ナセルの時代から政治活動を禁止され、厳しい監視下に置かれてきたエジプトのムスリム同胞団が、今回の大衆蜂起で自由を得た。そして、ムスリム同胞団の著名なイスラム法学者ユーセフ・カルダーウイ師が50年ぶりで、カタールから帰国した。
ユーセフ・カルダーウイ氏の帰国は、歓迎に値するものであり、エジプト社会が大きく変化したことを、示す証左であろう。しかし、その後の様子を見ていると、将来に対する不安がよぎるのは、考えすぎであろうか。

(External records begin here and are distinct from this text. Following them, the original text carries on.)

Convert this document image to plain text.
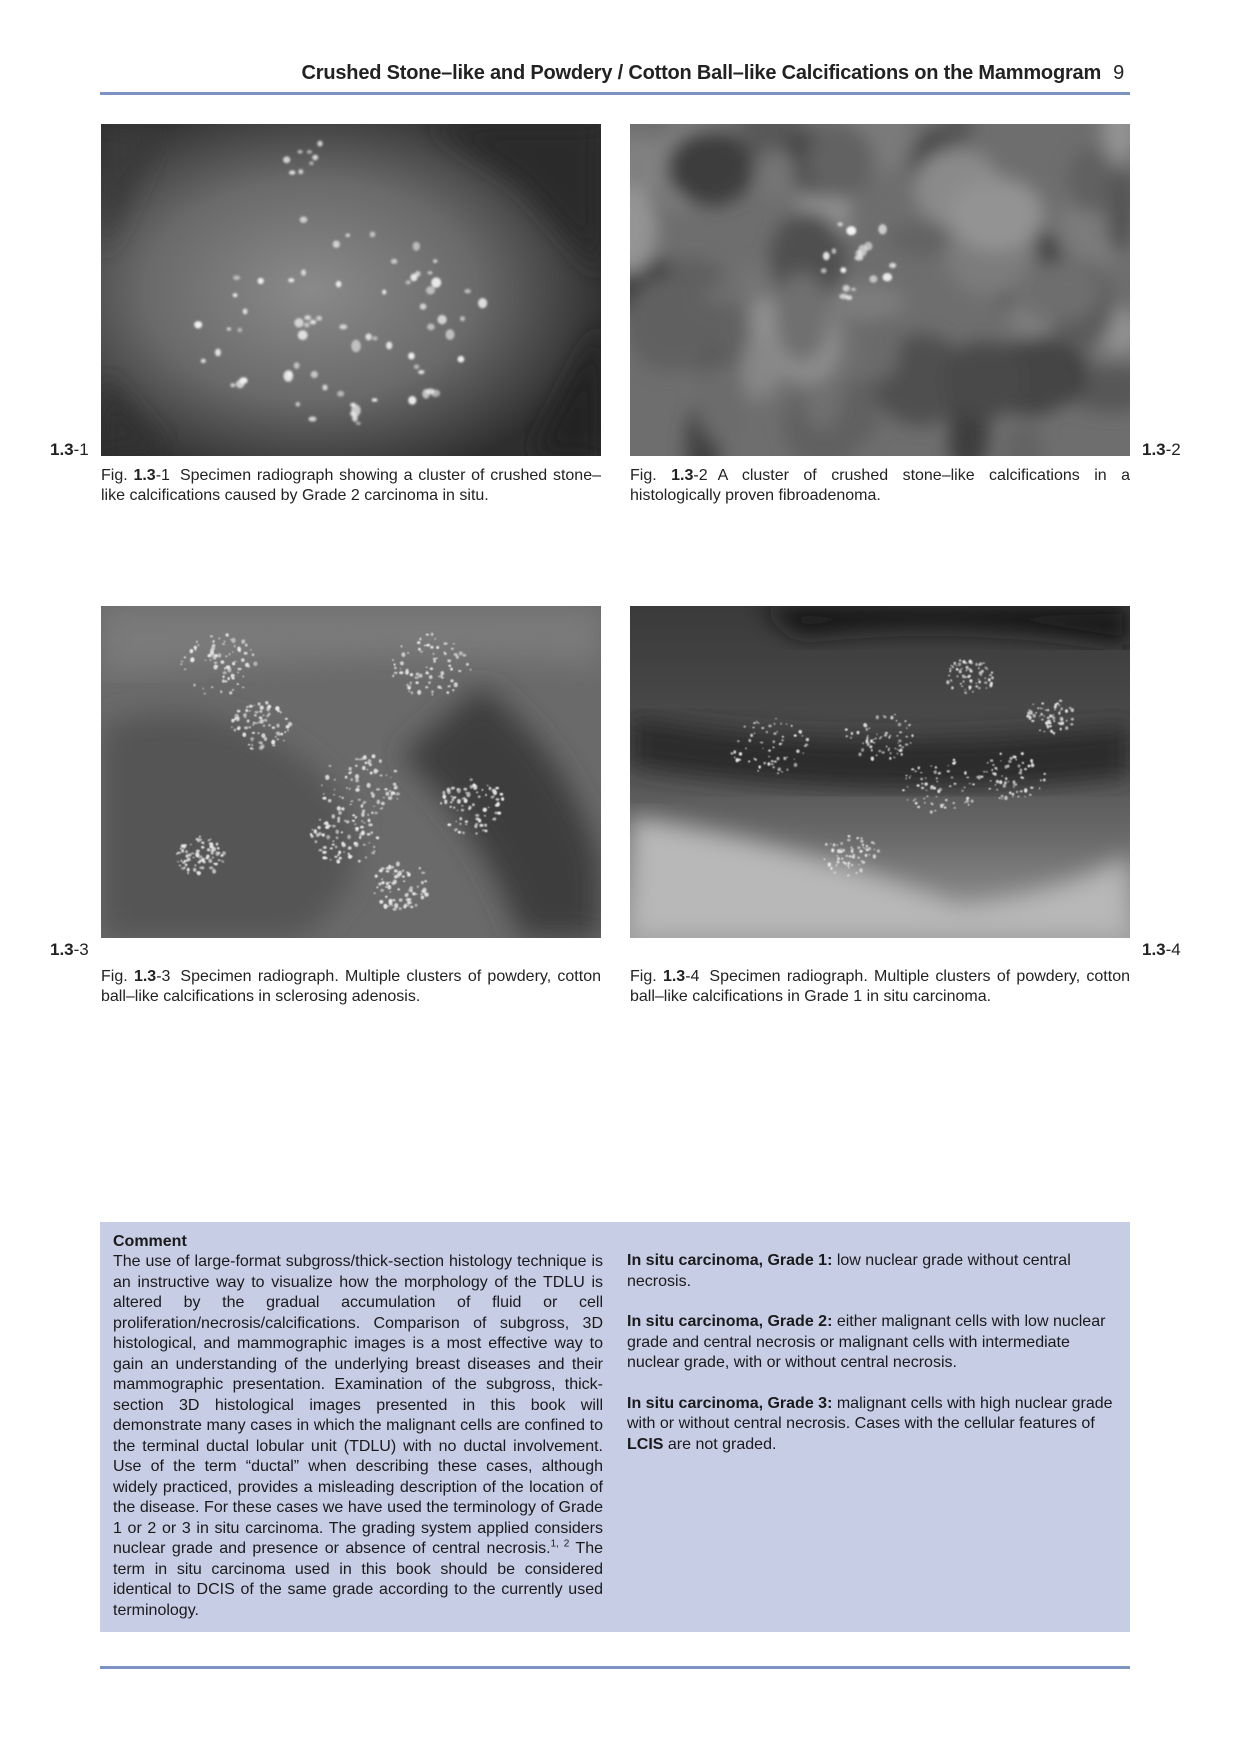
Crushed Stone–like and Powdery / Cotton Ball–like Calcifications on the Mammogram 9
1.3-1
Fig. 1.3-1 Specimen radiograph showing a cluster of crushed stone–like calcifications caused by Grade 2 carcinoma in situ.
1.3-2
Fig. 1.3-2 A cluster of crushed stone–like calcifications in a histologically proven fibroadenoma.
1.3-3
Fig. 1.3-3 Specimen radiograph. Multiple clusters of powdery, cotton ball–like calcifications in sclerosing adenosis.
1.3-4
Fig. 1.3-4 Specimen radiograph. Multiple clusters of powdery, cotton ball–like calcifications in Grade 1 in situ carcinoma.
Comment
The use of large-format subgross/thick-section histology technique is an instructive way to visualize how the morphology of the TDLU is altered by the gradual accumulation of fluid or cell proliferation/necrosis/calcifications. Comparison of subgross, 3D histological, and mammographic images is a most effective way to gain an understanding of the underlying breast diseases and their mammographic presentation. Examination of the subgross, thick-section 3D histological images presented in this book will demonstrate many cases in which the malignant cells are confined to the terminal ductal lobular unit (TDLU) with no ductal involvement. Use of the term “ductal” when describing these cases, although widely practiced, provides a misleading description of the location of the disease. For these cases we have used the terminology of Grade 1 or 2 or 3 in situ carcinoma. The grading system applied considers nuclear grade and presence or absence of central necrosis.$^{1, 2}$ The term in situ carcinoma used in this book should be considered identical to DCIS of the same grade according to the currently used terminology.

In situ carcinoma, Grade 1: low nuclear grade without central necrosis.

In situ carcinoma, Grade 2: either malignant cells with low nuclear grade and central necrosis or malignant cells with intermediate nuclear grade, with or without central necrosis.

In situ carcinoma, Grade 3: malignant cells with high nuclear grade with or without central necrosis. Cases with the cellular features of LCIS are not graded.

ユーセフ・カルダーウイ師は、エジプト国民が集まり、政府に抗議し、遂に打倒にまでたどり着いた、シンボル的タハリール広場で、金曜礼拝を主導することになった。
その機会に、ユーセフ・カルダーウイ師とその側近は、エジプトの革命はいまだ終わっていないとし、革命を継続すべきだと訴えた。そして、ムバーラク大統領が指名したアハマド・シャフィーク首相を引き摺り下ろし、ムバーラク体制を打倒し、ムバーラクの政党を潰せと言ったのだ。
しかも、汚職に絡む者を逮捕し、裁判にかけるべきだ、とも主張している。なにやら、革命の後によくある、人民裁判を連想させるではないか。かつて、世界中で起こった革命のとき、革命成就の後、多くの人たちが証拠不十分のなかで、処刑されていった事例が少なくない。
しかも、ムスリム同胞団のメンバーの、ユーセフ・カルダーウイ師のガードたちは、今回の大衆蜂起の立役者だった、ワーイル・グナイム氏が、表彰台に登ることを阻止している。あたかも、彼らムスリム同胞団だけが、今回のムバーラク体制打倒の、立役者であるかのように、振る舞ったのだ。
他方では、軍に対し、最高の賛辞を述べ、おもねる態度を見せている。しかし、実際に権力を手にしたとき、軍の幹部も同様に、ムスリム同胞団の裁きを受ける対象になろう。
国民はいまこそ、ムスリム同胞団による、大衆蜂起の成果を奪う行為を、阻止すべきであろう。エジプトをイランにするな、と声を大にして訴えたい。